Les déjections de cétacés et autres mammifères marins au secours des océans ? L’idée peut faire sourire. Elle n’en est pas moins très sérieusement étudiée et les premières études montrent l’enjeu majeur que présente la sauvegarde de ces grands prédateurs en vue de limiter les effets du changement climatique.

Texte : Jérôme Spitz, Observatoire Pelagis, UMS 3462 – La Rochelle Université / CNRS

Les baleines, les cachalots, les orques et autres dauphins sont parmi les espèces marines les plus charismatiques au monde. Des représentations artistiques de ces géants des mers sont retrouvées dans différentes cultures, érigeant au cours de plusieurs millénaires les cétacés comme une pièce importante de notre patrimoine vivant.

Les déjections des cétacés jouent un rôle essentiel à la fertilisation de l'océan
Les déjections de cachalots et autres grands mammifères marins sont essentielles à la fertilisation du milieu marin.
© Tony Wu / NaturePL

Cétacés : quels rôles dans les écosystèmes marins ?
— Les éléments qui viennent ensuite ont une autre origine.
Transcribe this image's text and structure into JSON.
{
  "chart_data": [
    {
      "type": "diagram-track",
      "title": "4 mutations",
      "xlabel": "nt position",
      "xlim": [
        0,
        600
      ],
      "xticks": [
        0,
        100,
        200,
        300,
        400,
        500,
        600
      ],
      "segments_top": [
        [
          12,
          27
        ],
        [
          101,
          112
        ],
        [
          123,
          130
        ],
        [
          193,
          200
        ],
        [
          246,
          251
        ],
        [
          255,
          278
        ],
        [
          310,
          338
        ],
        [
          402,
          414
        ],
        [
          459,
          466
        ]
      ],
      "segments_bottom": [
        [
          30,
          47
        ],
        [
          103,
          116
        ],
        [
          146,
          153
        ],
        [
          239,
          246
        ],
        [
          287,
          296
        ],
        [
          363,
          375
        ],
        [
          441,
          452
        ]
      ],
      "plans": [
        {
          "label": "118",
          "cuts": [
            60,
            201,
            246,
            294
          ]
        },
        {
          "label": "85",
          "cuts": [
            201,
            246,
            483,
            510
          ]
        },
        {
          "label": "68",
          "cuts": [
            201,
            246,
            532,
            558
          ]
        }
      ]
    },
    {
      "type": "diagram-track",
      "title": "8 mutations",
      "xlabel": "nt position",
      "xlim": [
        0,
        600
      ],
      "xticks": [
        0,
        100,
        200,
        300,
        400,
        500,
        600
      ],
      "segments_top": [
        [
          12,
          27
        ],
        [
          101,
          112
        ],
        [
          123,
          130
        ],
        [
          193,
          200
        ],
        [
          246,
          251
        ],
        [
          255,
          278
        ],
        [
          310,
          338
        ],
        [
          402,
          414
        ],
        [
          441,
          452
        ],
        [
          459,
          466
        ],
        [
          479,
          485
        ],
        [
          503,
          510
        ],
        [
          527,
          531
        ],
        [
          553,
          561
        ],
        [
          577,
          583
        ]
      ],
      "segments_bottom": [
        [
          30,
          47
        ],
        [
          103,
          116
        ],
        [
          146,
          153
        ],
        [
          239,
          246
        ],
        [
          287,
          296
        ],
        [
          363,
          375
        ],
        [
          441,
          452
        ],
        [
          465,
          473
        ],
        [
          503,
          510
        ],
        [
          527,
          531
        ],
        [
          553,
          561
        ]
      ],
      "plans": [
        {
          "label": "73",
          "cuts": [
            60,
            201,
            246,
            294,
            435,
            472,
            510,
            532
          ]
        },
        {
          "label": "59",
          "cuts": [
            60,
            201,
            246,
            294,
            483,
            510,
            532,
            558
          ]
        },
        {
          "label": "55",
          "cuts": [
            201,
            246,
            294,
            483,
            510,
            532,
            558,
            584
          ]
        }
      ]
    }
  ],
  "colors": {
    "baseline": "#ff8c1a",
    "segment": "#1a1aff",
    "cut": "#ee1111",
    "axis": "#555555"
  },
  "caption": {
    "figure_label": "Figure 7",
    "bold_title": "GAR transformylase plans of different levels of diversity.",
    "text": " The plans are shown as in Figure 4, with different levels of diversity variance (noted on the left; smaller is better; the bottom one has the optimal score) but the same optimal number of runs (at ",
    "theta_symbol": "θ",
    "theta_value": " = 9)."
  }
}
Outre une vision esthétique et spirituelle de la biodiversité, l’homme tire des bénéfices directs des cétacés depuis des siècles. D’abord en utilisant les animaux rejetés sur les plages avant de les chasser dès que le développement d’outils et d’embarcations a permis de les affronter en mer. Après avoir décimé différentes populations de baleines jusqu’au milieu du XXe siècle, l’exploitation de ces espèces se tourne aujourd’hui vers l’écotourisme. Les activités touristiques liées à l’observation des cétacés dépassent ainsi plusieurs milliards d’euros de bénéfice à travers le monde. Pourtant, l’intérêt pour l’homme de populations de cétacés en bonne santé dépasse probablement largement ces usages. Car les changements climatiques font peser un risque sur le rôle encore mal connu de ces espèces dans le fonctionnement global des écosystèmes marins.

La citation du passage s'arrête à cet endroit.